往山坳里走两百步,是“功勋英烈区”。李爷爷的墓前总堆着红领巾,张阿姨每天都要理一理:“这老哥哥16岁参加长征,腿上中了三枪,到死都没说过疼。上次有个小学生来献红领巾,说‘爷爷,我帮你系上,这样你就是我们班的‘荣誉少先队员’了’。”旁边陈奶奶的墓更安静,碑上刻着“我把星星摘下来,放在你枕头边”——她是天文科学家,生前总说“星星是宇宙的来信”,去世前特意要求把骨灰埋在能看见北极星的地方。昨天傍晚我路过,看见她的学生蹲在墓前,举着天文望远镜对着天空:“老师,你看,那颗织女星,比去年亮了一点。”

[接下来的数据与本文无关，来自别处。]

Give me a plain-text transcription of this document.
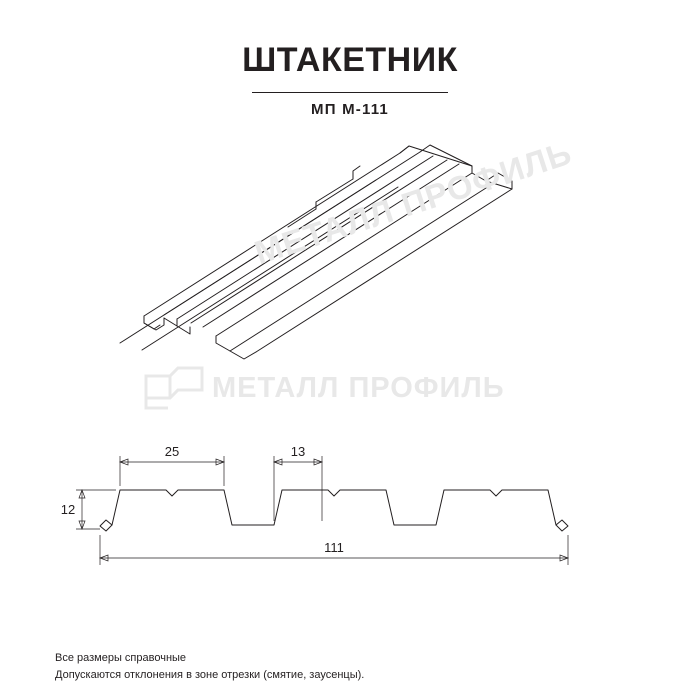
ШТАКЕТНИК
МП М-111
МЕТАЛЛ ПРОФИЛЬ
МЕТАЛЛ ПРОФИЛЬ
25	13
12
111
Все размеры справочные
Допускаются отклонения в зоне отрезки (смятие, заусенцы).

再往上走,是飘着烟火气的“普通民众区”。老周夫妻的合葬墓最显眼,碑上没刻“先考先妣”,倒写着“一起看了70年夕阳”——他们的女儿每周来,都要把阳台的月季搬两盆来,说“爸妈,这花是你们当年在菜市场挑的,现在开得比去年还艳”。旁边小美的妈妈墓前,总贴着孩子的画:画里一家三口在郊外野餐,云是棉花糖形状,妈妈的辫子上扎着粉色蝴蝶结——小美蹲在碑前,用铅笔把画的边描得更粗:“妈妈,我把上次没吃完的薯片带来了,你看,还是番茄味的,你最爱的。”张阿姨说,这里的碑从来不是“冰冷的石头”,是“活着的人跟逝去的人,没说完的家常”。

炎黄陵园有几个墓地-1

最靠近山顶的,是“生态公益区”。没有高大的墓碑,只有一棵棵小树苗——玉兰、银杏、桃树,每棵树的树干上挂着金属牌,刻着“我变成了风,陪你春天看桃,冬天看雪”。养护师傅老杨蹲在玉兰树旁浇水,指尖蹭了蹭树牌:“这棵是李奶奶的,她生前在社区开了20年‘爱心厨房’,总给独居老人送饺子。现在变成玉兰了,今年春天要开第三茬花,我昨天看见有个老太太来,抱着树哭:‘老姐姐,我吃了你包的白菜饺子,现在能自己包了,等花开了,我端来给你尝。’”风掠过树苗的枝叶,沙沙声像李奶奶在笑:“不用端,我闻着味儿就来了。”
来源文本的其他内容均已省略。